Created attachment 152155 [details] Xen Crash 2943 kernel sbp2
Forgive my ignorance, but in whose context is the sbp2scsi_queuecommand / sync_single run? The host's or the guest's?
I believe it'(In reply to comment #9) > Forgive my ignorance, but in whose context is the sbp2scsi_queuecommand / > sync_single run? The host's or the guest's? I am a newbie to xen.. but I'm guessing the context would be dom0.. the guest.

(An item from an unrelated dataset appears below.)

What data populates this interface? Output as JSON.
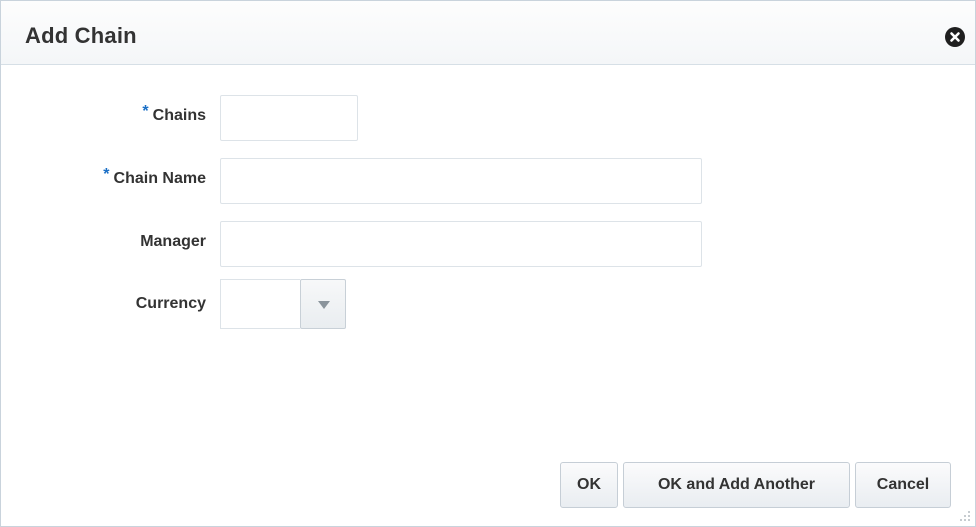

Created attachment 152624 [details] fedora-xen-2944 crash during boot I just tested the newly released Fedora-xen-2944 kernel, and unfortunately this bug still exists. FEDORA + XEN + SBP2 drives = OOPS. :(
Created attachment 153998 [details] fedora-xen-2948 crash during boot I just tired the newly release 2.6.20-1.2948 xen kernel.. unfortunately, it still crashes during sbp2 init. help :(
Created attachment 154003 [details] ieee1394: sbp2: move some memory allocations into non-atomic context and use GFP_DMA32 Re comment #3: Could you attach lib/swiotlb.c here? Make sure it is the one used in the kernel you are running. Also, you could try the attached patch. I took it from the last upstream patch submission round (post 2.6.21), so you might get conflicts when applying it to 2.6.20-something... The original patch as it went into mainline only did a GFP_ATOMIC -> GFP_KERNEL switch; in the attached version I also added GFP_DMA32 to the affected allocation to steer clear of swiotlb bounce buffers.
This is a problem with Xen's swiotlb which doesn't handle sync_single with DMA_BIDECTIONAL. There's three solutions. Preferable is to use TODEVICE or FROMDEVICE, but if that buffer gets written by both sides that's not an option. Next is simply disable this module in the Xen build. Last is fix Xen's swiotlb to handle DMA_BIDRECTIONAL in this case. The last option is the best, however unclear on what is needed to make this fix (so 2nd option is mostly likely one to use).
All bidirectional DMA mappings in drivers/ieee1394/sbp2.c were unnecessary. They were recently converted to the more specific DMA directions. http://git.kernel.org/?p=linux/kernel/git/torvalds/linux-2.6.git;a=commit;h=2446a79f4f0a5e88e5d8316dac407d66ac10f70d I will look up the 2.6.20-1.2948 sources and post a refreshed version of that commit circa tomorrow.
Created attachment 154609 [details] [PATCH 2.6.20] ieee1394: sbp2: optimize DMA direction of s/g tables I can't find a suitable archive of 2.6.20-1.2948 sources. So here you have the patch against vanilla 2.6.20.
I am happy to report that the patch provided in comment #16 has fixed my firewire issues. :) XEN is running happily now. Thanks!
I h
I have also seen this against the new drivers/firewire in rawhide, however it's from different path. The problem is in drivers/firewire/fw-ohci.c with the Async Receive Contexts setup in ar_context_add_page. While the buffer may be bidirectional, I don't see the point for the bidirectional sync for device (which is what's causing problem for Xen in rawhide) in that spot. The buffer is written by CPU and needs to by sync'd to device there, AFAICT. Shouldn't that just be DMA_TO_DEVICE?
Removing dependency, that was added automatically by bugzilla cloning. The FC6 bug is not dependent on the FC7 bug.
Patch from comment #16 included on CVS.